Wel heeft het hof de schadevergoedingsplicht van de politie beperkt tot letselschade en overlijdensschade. Andere schade die werd gevorderd komt volgens het hof niet voor vergoeding in aanmerking, omdat die niet aan de politie kan worden toegerekend.

Hoge Raad

De Hoge Raad laat het oordeel van het hof over de aansprakelijkheid van de politie in stand (r.o. 3.1.6 en 3.1.7):

"Uit het vorenstaande volgt dat verlof uitsluitend kan worden verleend, verlengd en van kracht kan blijven als, kort gezegd, duidelijk is dat dit gelet op de veiligheid verantwoord is. De bestaansgrond van dit stringente stelsel is gelegen in de risico’s die zijn verbonden aan het voorhanden hebben van vuurwapens. Gelet op deze bestaansgrond moet worden aangenomen dat de hiervoor in 3.1.4 genoemde regels niet alleen beogen de veiligheid van de samenleving in algemene zin te bevorderen – zoals het geval was met betrekking tot de regels die aan de orde waren in het hiervoor in voetnoot 3 genoemde arrest Duwbak Linda –, maar ook om te voorkomen dat individuele burgers het slachtoffer worden van vuurwapenbezit dat niet verantwoord is in de hier bedoelde zin. Verlofverlening in een geval waarin duidelijk was of had moeten zijn dat het verlof niet verantwoord was, is daarom onrechtmatig jegens slachtoffers van het daardoor mogelijk gemaakte vuurwapengebruik.

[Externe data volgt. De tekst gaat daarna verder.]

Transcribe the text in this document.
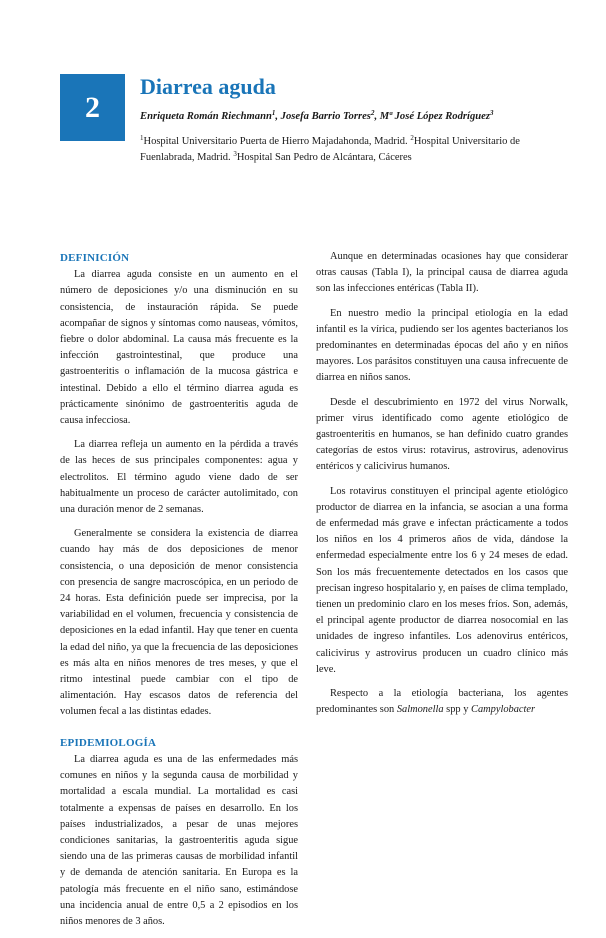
2
Diarrea aguda

Enriqueta Román Riechmann$^1$, Josefa Barrio Torres$^2$, Mª José López Rodríguez$^3$

$^1$Hospital Universitario Puerta de Hierro Majadahonda, Madrid. $^2$Hospital Universitario de Fuenlabrada, Madrid. $^3$Hospital San Pedro de Alcántara, Cáceres

DEFINICIÓN

La diarrea aguda consiste en un aumento en el número de deposiciones y/o una disminución en su consistencia, de instauración rápida. Se puede acompañar de signos y síntomas como nauseas, vómitos, fiebre o dolor abdominal. La causa más frecuente es la infección gastrointestinal, que produce una gastroenteritis o inflamación de la mucosa gástrica e intestinal. Debido a ello el término diarrea aguda es prácticamente sinónimo de gastroenteritis aguda de causa infecciosa.

La diarrea refleja un aumento en la pérdida a través de las heces de sus principales componentes: agua y electrolitos. El término agudo viene dado de ser habitualmente un proceso de carácter autolimitado, con una duración menor de 2 semanas.

Generalmente se considera la existencia de diarrea cuando hay más de dos deposiciones de menor consistencia, o una deposición de menor consistencia con presencia de sangre macroscópica, en un periodo de 24 horas. Esta definición puede ser imprecisa, por la variabilidad en el volumen, frecuencia y consistencia de deposiciones en la edad infantil. Hay que tener en cuenta la edad del niño, ya que la frecuencia de las deposiciones es más alta en niños menores de tres meses, y que el ritmo intestinal puede cambiar con el tipo de alimentación. Hay escasos datos de referencia del volumen fecal a las distintas edades.

EPIDEMIOLOGÍA

La diarrea aguda es una de las enfermedades más comunes en niños y la segunda causa de morbilidad y mortalidad a escala mundial. La mortalidad es casi totalmente a expensas de países en desarrollo. En los países industrializados, a pesar de unas mejores condiciones sanitarias, la gastroenteritis aguda sigue siendo una de las primeras causas de morbilidad infantil y de demanda de atención sanitaria. En Europa es la patología más frecuente en el niño sano, estimándose una incidencia anual de entre 0,5 a 2 episodios en los niños menores de 3 años.

Aunque en determinadas ocasiones hay que considerar otras causas (Tabla I), la principal causa de diarrea aguda son las infecciones entéricas (Tabla II).

En nuestro medio la principal etiología en la edad infantil es la vírica, pudiendo ser los agentes bacterianos los predominantes en determinadas épocas del año y en niños mayores. Los parásitos constituyen una causa infrecuente de diarrea en niños sanos.

Desde el descubrimiento en 1972 del virus Norwalk, primer virus identificado como agente etiológico de gastroenteritis en humanos, se han definido cuatro grandes categorías de estos virus: rotavirus, astrovirus, adenovirus entéricos y calicivirus humanos.

Los rotavirus constituyen el principal agente etiológico productor de diarrea en la infancia, se asocian a una forma de enfermedad más grave e infectan prácticamente a todos los niños en los 4 primeros años de vida, dándose la enfermedad especialmente entre los 6 y 24 meses de edad. Son los más frecuentemente detectados en los casos que precisan ingreso hospitalario y, en países de clima templado, tienen un predominio claro en los meses fríos. Son, además, el principal agente productor de diarrea nosocomial en las unidades de ingreso infantiles. Los adenovirus entéricos, calicivirus y astrovirus producen un cuadro clínico más leve.

Respecto a la etiología bacteriana, los agentes predominantes son Salmonella spp y Campylobacter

Het oordeel van het hof berust daarop dat bij Politieregio HM bekend was dat de schutter in 2003 betrokken was geweest bij luchtdrukwapenincidenten en dat hij in 2006 in bewaring was gesteld op grond van de Wet Bopz, en dat die omstandigheden, gelet op de twijfel die zij meebrachten omtrent de vraag of het verlof verantwoord was, hadden moeten leiden tot weigering van het verlof. In het oordeel van het hof ligt besloten dat onderkend had moeten worden dat in het geval van de schutter risico bestond op vuurwapengebruik tegen anderen. Het oordeel van het hof dat met een en ander sprake is geweest van een normschending die jegens [verweerders] onrechtmatig is en die verplicht tot vergoeding van de door hen als gevolg van het vuurwapengebruik van de schutter geleden schade, is in overeenstemming met het hiervoor in 3.1.6 overwogene en geeft dan ook geen blijk van een onjuiste rechtsopvatting."

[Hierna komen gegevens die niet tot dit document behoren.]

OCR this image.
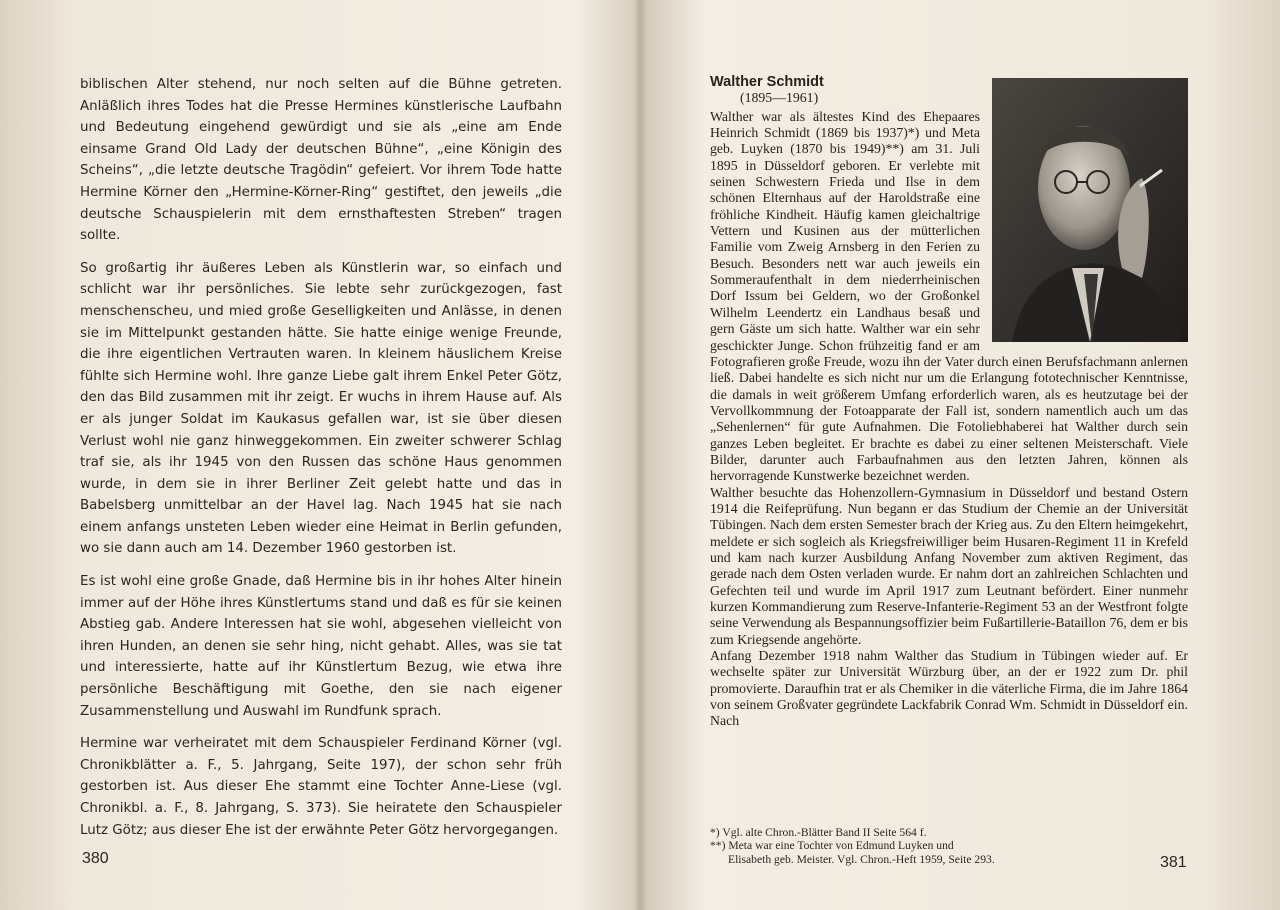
biblischen Alter stehend, nur noch selten auf die Bühne getreten. Anläßlich ihres Todes hat die Presse Hermines künstlerische Laufbahn und Bedeutung eingehend gewürdigt und sie als „eine am Ende einsame Grand Old Lady der deutschen Bühne“, „eine Königin des Scheins“, „die letzte deutsche Tragödin“ gefeiert. Vor ihrem Tode hatte Hermine Körner den „Hermine-Körner-Ring“ gestiftet, den jeweils „die deutsche Schauspielerin mit dem ernsthaftesten Streben“ tragen sollte.

So großartig ihr äußeres Leben als Künstlerin war, so einfach und schlicht war ihr persönliches. Sie lebte sehr zurückgezogen, fast menschenscheu, und mied große Geselligkeiten und Anlässe, in denen sie im Mittelpunkt gestanden hätte. Sie hatte einige wenige Freunde, die ihre eigentlichen Vertrauten waren. In kleinem häuslichem Kreise fühlte sich Hermine wohl. Ihre ganze Liebe galt ihrem Enkel Peter Götz, den das Bild zusammen mit ihr zeigt. Er wuchs in ihrem Hause auf. Als er als junger Soldat im Kaukasus gefallen war, ist sie über diesen Verlust wohl nie ganz hinweggekommen. Ein zweiter schwerer Schlag traf sie, als ihr 1945 von den Russen das schöne Haus genommen wurde, in dem sie in ihrer Berliner Zeit gelebt hatte und das in Babelsberg unmittelbar an der Havel lag. Nach 1945 hat sie nach einem anfangs unsteten Leben wieder eine Heimat in Berlin gefunden, wo sie dann auch am 14. Dezember 1960 gestorben ist.

Es ist wohl eine große Gnade, daß Hermine bis in ihr hohes Alter hinein immer auf der Höhe ihres Künstlertums stand und daß es für sie keinen Abstieg gab. Andere Interessen hat sie wohl, abgesehen vielleicht von ihren Hunden, an denen sie sehr hing, nicht gehabt. Alles, was sie tat und interessierte, hatte auf ihr Künstlertum Bezug, wie etwa ihre persönliche Beschäftigung mit Goethe, den sie nach eigener Zusammenstellung und Auswahl im Rundfunk sprach.

Hermine war verheiratet mit dem Schauspieler Ferdinand Körner (vgl. Chronikblätter a. F., 5. Jahrgang, Seite 197), der schon sehr früh gestorben ist. Aus dieser Ehe stammt eine Tochter Anne-Liese (vgl. Chronikbl. a. F., 8. Jahrgang, S. 373). Sie heiratete den Schauspieler Lutz Götz; aus dieser Ehe ist der erwähnte Peter Götz hervorgegangen.

380

Walther Schmidt

(1895—1961)

Walther war als ältestes Kind des Ehepaares Heinrich Schmidt (1869 bis 1937)*) und Meta geb. Luyken (1870 bis 1949)**) am 31. Juli 1895 in Düsseldorf geboren. Er verlebte mit seinen Schwestern Frieda und Ilse in dem schönen Elternhaus auf der Haroldstraße eine fröhliche Kindheit. Häufig kamen gleichaltrige Vettern und Kusinen aus der mütterlichen Familie vom Zweig Arnsberg in den Ferien zu Besuch. Besonders nett war auch jeweils ein Sommeraufenthalt in dem niederrheinischen Dorf Issum bei Geldern, wo der Großonkel Wilhelm Leendertz ein Landhaus besaß und gern Gäste um sich hatte. Walther war ein sehr geschickter Junge. Schon frühzeitig fand er am Fotografieren große Freude, wozu ihn der Vater durch einen Berufsfachmann anlernen ließ. Dabei handelte es sich nicht nur um die Erlangung fototechnischer Kenntnisse, die damals in weit größerem Umfang erforderlich waren, als es heutzutage bei der Vervollkommnung der Fotoapparate der Fall ist, sondern namentlich auch um das „Sehenlernen“ für gute Aufnahmen. Die Fotoliebhaberei hat Walther durch sein ganzes Leben begleitet. Er brachte es dabei zu einer seltenen Meisterschaft. Viele Bilder, darunter auch Farbaufnahmen aus den letzten Jahren, können als hervorragende Kunstwerke bezeichnet werden.

Walther besuchte das Hohenzollern-Gymnasium in Düsseldorf und bestand Ostern 1914 die Reifeprüfung. Nun begann er das Studium der Chemie an der Universität Tübingen. Nach dem ersten Semester brach der Krieg aus. Zu den Eltern heimgekehrt, meldete er sich sogleich als Kriegsfreiwilliger beim Husaren-Regiment 11 in Krefeld und kam nach kurzer Ausbildung Anfang November zum aktiven Regiment, das gerade nach dem Osten verladen wurde. Er nahm dort an zahlreichen Schlachten und Gefechten teil und wurde im April 1917 zum Leutnant befördert. Einer nunmehr kurzen Kommandierung zum Reserve-Infanterie-Regiment 53 an der Westfront folgte seine Verwendung als Bespannungsoffizier beim Fußartillerie-Bataillon 76, dem er bis zum Kriegsende angehörte.

Anfang Dezember 1918 nahm Walther das Studium in Tübingen wieder auf. Er wechselte später zur Universität Würzburg über, an der er 1922 zum Dr. phil promovierte. Daraufhin trat er als Chemiker in die väterliche Firma, die im Jahre 1864 von seinem Großvater gegründete Lackfabrik Conrad Wm. Schmidt in Düsseldorf ein. Nach

*) Vgl. alte Chron.-Blätter Band II Seite 564 f.
**) Meta war eine Tochter von Edmund Luyken und
Elisabeth geb. Meister. Vgl. Chron.-Heft 1959, Seite 293.	381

Ook laat de Hoge Raad het oordeel van het hof in stand dat causaal verband (condicio sine qua non-verband) bestaat tussen het aan de schutter verleende verlof om een vuurwapen voorhanden en de schietpartij.

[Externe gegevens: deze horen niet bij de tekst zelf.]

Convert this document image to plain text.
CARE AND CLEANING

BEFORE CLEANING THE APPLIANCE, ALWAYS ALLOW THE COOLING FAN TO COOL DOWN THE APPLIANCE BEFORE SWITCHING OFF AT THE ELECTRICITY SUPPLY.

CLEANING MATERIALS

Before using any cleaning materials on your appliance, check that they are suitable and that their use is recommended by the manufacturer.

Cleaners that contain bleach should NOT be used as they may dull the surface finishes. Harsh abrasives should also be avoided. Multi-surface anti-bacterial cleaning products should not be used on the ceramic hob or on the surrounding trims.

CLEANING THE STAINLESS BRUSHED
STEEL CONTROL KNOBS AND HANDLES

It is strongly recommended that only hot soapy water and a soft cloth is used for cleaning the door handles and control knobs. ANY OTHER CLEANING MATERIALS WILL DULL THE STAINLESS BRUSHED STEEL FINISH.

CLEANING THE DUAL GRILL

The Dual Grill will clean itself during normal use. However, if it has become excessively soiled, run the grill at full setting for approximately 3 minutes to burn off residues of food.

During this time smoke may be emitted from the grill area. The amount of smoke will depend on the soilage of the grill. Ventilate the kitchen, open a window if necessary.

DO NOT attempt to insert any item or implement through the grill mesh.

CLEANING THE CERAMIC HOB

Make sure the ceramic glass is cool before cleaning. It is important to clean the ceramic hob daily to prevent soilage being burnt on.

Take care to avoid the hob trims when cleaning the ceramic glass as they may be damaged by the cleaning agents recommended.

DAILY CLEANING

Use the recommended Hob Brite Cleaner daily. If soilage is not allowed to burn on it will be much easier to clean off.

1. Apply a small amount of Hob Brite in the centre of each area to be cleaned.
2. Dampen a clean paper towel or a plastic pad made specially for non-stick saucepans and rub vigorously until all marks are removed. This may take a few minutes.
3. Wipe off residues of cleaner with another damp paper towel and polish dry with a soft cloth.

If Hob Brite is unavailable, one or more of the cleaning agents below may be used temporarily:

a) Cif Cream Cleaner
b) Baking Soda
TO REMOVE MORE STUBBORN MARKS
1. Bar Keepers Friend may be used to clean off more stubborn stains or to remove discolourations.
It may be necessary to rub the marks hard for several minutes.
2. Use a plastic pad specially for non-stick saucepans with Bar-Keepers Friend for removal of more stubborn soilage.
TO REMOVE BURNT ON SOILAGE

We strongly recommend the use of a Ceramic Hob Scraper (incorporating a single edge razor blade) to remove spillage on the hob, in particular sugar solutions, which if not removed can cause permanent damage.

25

De Hoge Raad heeft echter wel beslist dat de politie naast de letsel- en overlijdensschade, mogelijk ook andere schade zal moeten vergoeden. De Hoge Raad overweegt (r.o. 4.2.2):

"Gelet op hetgeen hiervoor in 3.3.2 en 3.3.3 is overwogen, kan in zijn algemeenheid niet worden geoordeeld dat, indien Politieregio HM onrechtmatig jegens een benadeelde heeft gehandeld als hiervoor bedoeld in 3.1.6, andere door het schietincident veroorzaakte schade dan letsel- en overlijdensschade in het geheel niet aan Politieregio HM kan worden toegerekend. De door Politieregio HM geschonden norm strekt immers niet uitsluitend ter bescherming tegen letsel- en overlijdensschade, maar ook tegen andere schade door vuurwapengebruik. De enkele omstandigheid dat andere schade in haar algemeenheid minder ernstig is te achten dan letsel- en overlijdensschade, is onvoldoende om toerekening van die schade in het geheel niet gerechtvaardigd te achten. Dat neemt niet weg dat het wel mogelijk is om die schade op een andere grond niet toe te rekenen, bijvoorbeeld op de grond dat deze in een te ver verwijderd verband staat met de gedraging waarop de aansprakelijkheid berust of niet of minder voorzienbaar was. Daarop berust het oordeel van het hof evenwel niet."

De aansprakelijkheid van de politie staat met het arrest van de Hoge Raad definitief vast. De hoogte van de schade was geen onderdeel van de procedures. Die moet nog in een aparte procedure (of buiten de rechter om) worden bepaald.